Recognition: Same as Cash
In addition, appreciation of in-kind contributions can always be publicly recognized by non-profits in their annual reports and other publications, with the donors’ names listed under the respective gift category amount related to the “retail value” of products, time or services donated. As stated previously, those figures would not be IRS-deductible amounts, and are not certified as such. But the public gestures by non-profit organizations regarding the “market worth” of In-Kind gifts are always greatly appreciated by the donors.
There can be little doubt that your In-Kind donors would be quite pleased to see their names listed in a contribution category of that “retail cost” right up there with the givers of cash. This public listing has been practiced for many years, with those contributing cash finding no fault when In-Kind donors are placed in the same category with them. And more importantly, donors of In-Kind gifts frequently express their gratitude for being recognized in such an appropriate and thoughtful manner.
Don’t Be Unkind to In-Kind
To reinforce the idea that it is a well-served practice to recognize In-Kind gifts in the way suggested, and that by not doing so could disappoint or alienate the donors of such gifts, I am reminded of two incidents.
Recognize What it Would Have Cost You “Retail”
Recognition of an In-Kind gift became a serious issue with a non-profit client of mine following the conclusion of a successful capital campaign. The new building was up and operating. Everyone—board, staff and the community—was satisfied and happy. The trouble came as the listing was being finalized for permanent and public recognition of the capital campaign donors on a bronze recognition plaque for the lobby, in preparation for the new building’s dedication event. Names were placed in columns under the specific and respective contribution levels. Those of us who were involved in various leadership roles for the campaign together reviewed, edited, and then approved the final rendering of the listing before it was to go to the plaque manufacturer. Then, two of the organization’s leading board members abruptly demanded the removal of the name of a major In-Kind donor from the $15,000 to $19,999 category, and demanded that the donor’s name be repositioned in the $1,000 to $4,999 category.

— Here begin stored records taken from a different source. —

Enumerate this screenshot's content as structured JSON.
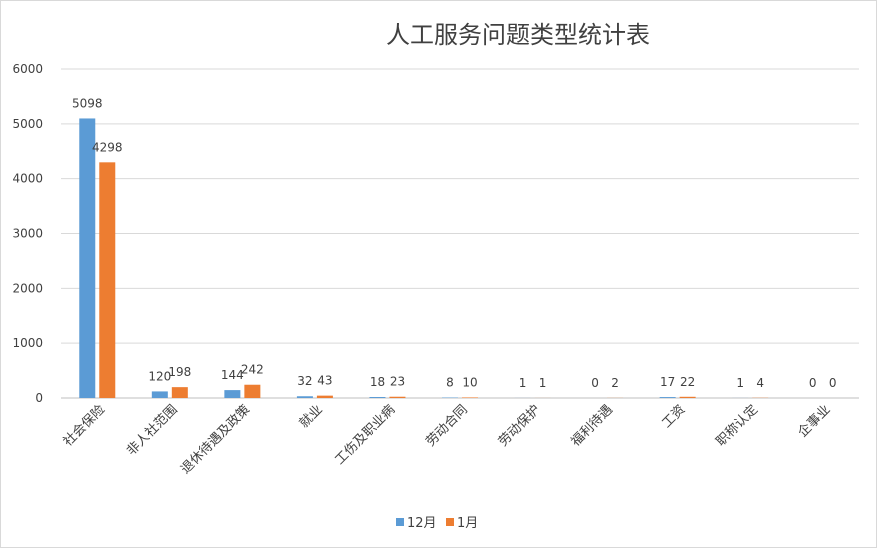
{
  "chart_data": {
    "type": "bar",
    "title": "人工服务问题类型统计表",
    "xlabel": "",
    "ylabel": "",
    "ylim": [
      0,
      6000
    ],
    "yticks": [
      0,
      1000,
      2000,
      3000,
      4000,
      5000,
      6000
    ],
    "grid": true,
    "legend_position": "bottom",
    "categories": [
      "社会保险",
      "非人社范围",
      "退休待遇及政策",
      "就业",
      "工伤及职业病",
      "劳动合同",
      "劳动保护",
      "福利待遇",
      "工资",
      "职称认定",
      "企事业"
    ],
    "series": [
      {
        "name": "12月",
        "color": "#5b9bd5",
        "values": [
          5098,
          120,
          144,
          32,
          18,
          8,
          1,
          0,
          17,
          1,
          0
        ]
      },
      {
        "name": "1月",
        "color": "#ed7d31",
        "values": [
          4298,
          198,
          242,
          43,
          23,
          10,
          1,
          2,
          22,
          4,
          0
        ]
      }
    ]
  }
}
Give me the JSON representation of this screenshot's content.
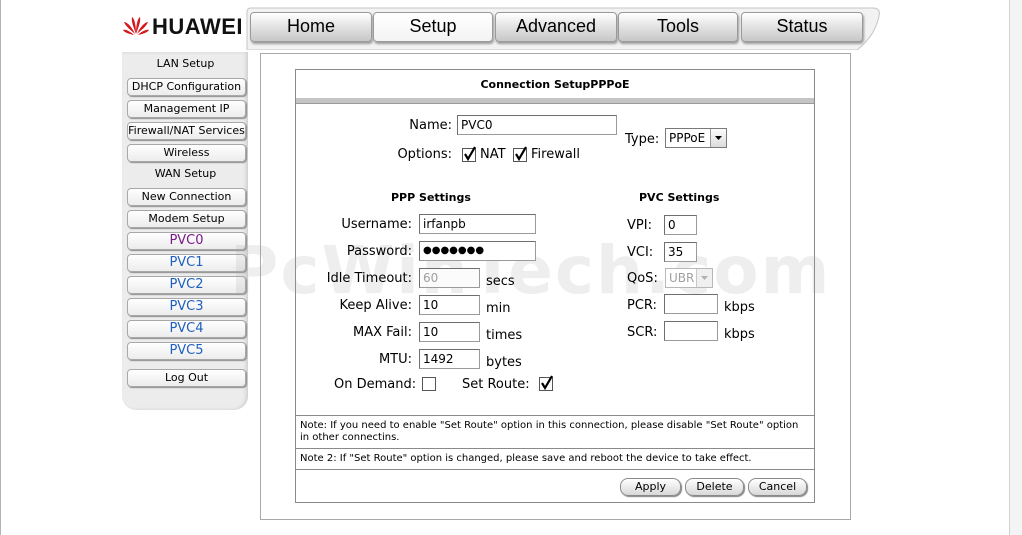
{
  "brand": {
    "name": "HUAWEI"
  },
  "tabs": [
    {
      "label": "Home"
    },
    {
      "label": "Setup"
    },
    {
      "label": "Advanced"
    },
    {
      "label": "Tools"
    },
    {
      "label": "Status"
    }
  ],
  "sidebar": {
    "lan_header": "LAN Setup",
    "dhcp": "DHCP Configuration",
    "mgmt_ip": "Management IP",
    "firewall_nat": "Firewall/NAT Services",
    "wireless": "Wireless",
    "wan_header": "WAN Setup",
    "new_connection": "New Connection",
    "modem_setup": "Modem Setup",
    "pvcs": [
      "PVC0",
      "PVC1",
      "PVC2",
      "PVC3",
      "PVC4",
      "PVC5"
    ],
    "logout": "Log Out"
  },
  "form": {
    "title": "Connection SetupPPPoE",
    "name_label": "Name:",
    "name_value": "PVC0",
    "options_label": "Options:",
    "nat_label": "NAT",
    "firewall_label": "Firewall",
    "type_label": "Type:",
    "type_value": "PPPoE",
    "ppp_settings": "PPP Settings",
    "pvc_settings": "PVC Settings",
    "username_label": "Username:",
    "username_value": "irfanpb",
    "password_label": "Password:",
    "password_value": "●●●●●●●",
    "idle_label": "Idle Timeout:",
    "idle_value": "60",
    "idle_unit": "secs",
    "keepalive_label": "Keep Alive:",
    "keepalive_value": "10",
    "keepalive_unit": "min",
    "maxfail_label": "MAX Fail:",
    "maxfail_value": "10",
    "maxfail_unit": "times",
    "mtu_label": "MTU:",
    "mtu_value": "1492",
    "mtu_unit": "bytes",
    "ondemand_label": "On Demand:",
    "setroute_label": "Set Route:",
    "vpi_label": "VPI:",
    "vpi_value": "0",
    "vci_label": "VCI:",
    "vci_value": "35",
    "qos_label": "QoS:",
    "qos_value": "UBR",
    "pcr_label": "PCR:",
    "pcr_unit": "kbps",
    "scr_label": "SCR:",
    "scr_unit": "kbps",
    "note1": "Note: If you need to enable \"Set Route\" option in this connection, please disable \"Set Route\" option in other connectins.",
    "note2": "Note 2: If \"Set Route\" option is changed, please save and reboot the device to take effect."
  },
  "buttons": {
    "apply": "Apply",
    "delete": "Delete",
    "cancel": "Cancel"
  },
  "watermark": "PcWinTech.com"
}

The In-Kind donor was a paint manufacturer. The original campaign expense budget for the paint (prepared well before its donation) reflected a best price to be paid in the market in the amount of $15,000 for the gallons required to paint all of the rooms in the new, several story building. The two shortsighted trustees adamantly insisted that, from experience with their own businesses’ manufacturing costs, the true expense to the paint company would only be approximately one-third of the retail price, and that was the gift category in which the paint contribution should be recognized. I went tooth and nail on this, and I finally won over the two truculent board members when they realized that, had not the paint been donated (no matter the cost to the paint manufacturer), the non-profit would have had to raise additional cash in the amount of $15,000 to pay for the paint.

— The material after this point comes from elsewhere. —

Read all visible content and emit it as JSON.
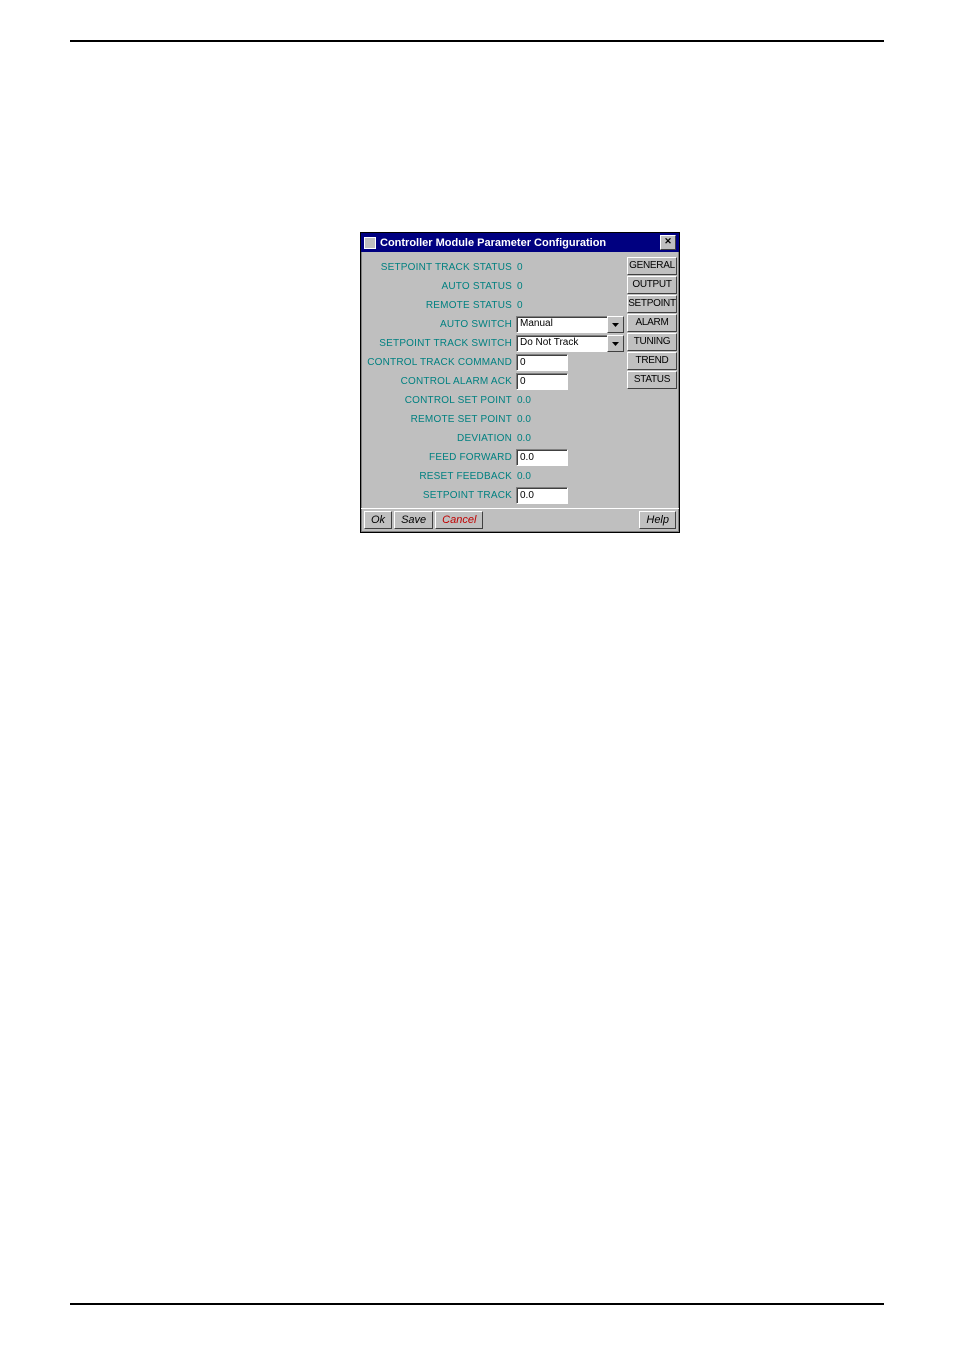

Sometimes, being stubbornly practical and literal can do damage to the relations a non-profit has with generous benefactors. Imagine the officials of the paint company attending the dedication event of the building they supported, only to see their company’s name placed in a category not in keeping with the worth of the paint as they knew it—but greatly diminished in value as seen by the officials of the non-profit organization.
In-Kind vs. “Real Money”
I was going into the last month of a fund-raising consulting contract for a capital campaign with a social service organization. All had gone extremely well over our ten-month partnership. The organization’s volunteer leadership and staff did an outstanding job, the money was raised for the new building, and I felt that the last month of my contract required greatly reduced counsel on my part. Even if no counsel was necessary, the contract required that I be paid. In any event, I told them not to pay me for the last month. As I saw it, I “donated” $3,000 to the organization. Naturally, I did not attempt to declare that “value” for a tax deduction. But, when the celebrations were over and the new building was dedicated, I, with some anticipation, looked for my name to be listed in the campaign publication under the “$1,000 to $5,000” category, or included with their listing of In-Kind gifts. My In-Kind contribution was not acknowledged in any way. I asked the Director of Development about what I thought to be an oversight. The answer was quick and curt, “We appreciate what you did, but it was not “real’ money.” I saved them $3,000 from their capital expense budget, and the money was not “real?”
Valuation: It May Not Seem Fair, But It’s the Law
As the two foregoing examples show, the value of In-Kind gifts for which organizations should thank donors is not necessarily the same as the value that the IRS will allow for tax purposes—or that the donors perceive themselves as having given.
When it comes to putting a value on In-Kind gifts for the purpose of donors taking tax deductions the rules can seem to donors to be unfair. Basically donors of In-Kind gifts cannot take a deduction for the time that they donated as a part of that In-Kind gift. Only the actual out-of-pocket expenses for which donor have receipts can be treated as a tax-deductible charitable gifts.
For example, let’s say there is a furniture maker who determines what to charge customers for a table by multiplying the number of hours he works on the table by an hourly rate at which he values his time and expertise and then adding that amount to the cost of materials. In this example let’s say it takes him 10 hours to make a table and that he values his time at $50 an hour. And let’s say that the materials he used to make the table cost $100. He may see the value of that table totaling $600, and might try to get that price if he were to sell it. But instead of selling it he gives it to a nonprofit.
The question the furniture maker/donor and the nonprofit have before them is: What is the amount that the furniture maker/donor can take as a tax deduction for his/her gift of the table? The answer according to the IRS is simple: $100—only the out-of-pocket cost that the furniture maker/donor incurs. It doesn’t matter that he believes he could sell the table for $600. The furniture maker/donor’s time and skill–the value he adds to the cost of materials is not tax deductible.
Why does the IRS neither accept nor itself place a value on the donation of the furniture maker’s own time and expertise? Because there is no universal formula that can be applied to our furniture maker’s time and expertise to determine its fair market value (FMV). There are too many variables involved. The IRS could not relate to one craftsman’s tax break claim of a $50 per hour rate to another’s of $150 per hour. To complicate matters even more, imagine the differences when it comes to the total time taken to make the furniture. The per-hour charge, and time taken to make the product, are variables which cannot be reconciled by the IRS.
It may not seem fair, but it’s the law. Arguments could be made for a different tax valuation structure, but those arguments would need to be made to Congress not the IRS. The latter only administers the laws that the former makes.
Never Take In-Kind Gifts for Granted
The final message here is that you must regard all types of “In-Kind” gifts with the care and consideration they deserve. It’s so easy, and so appropriate to acknowledge “real” cash and securities properly. But all too often when it comes to In-Kind gifts, it’s another kettle of fish. It should not be.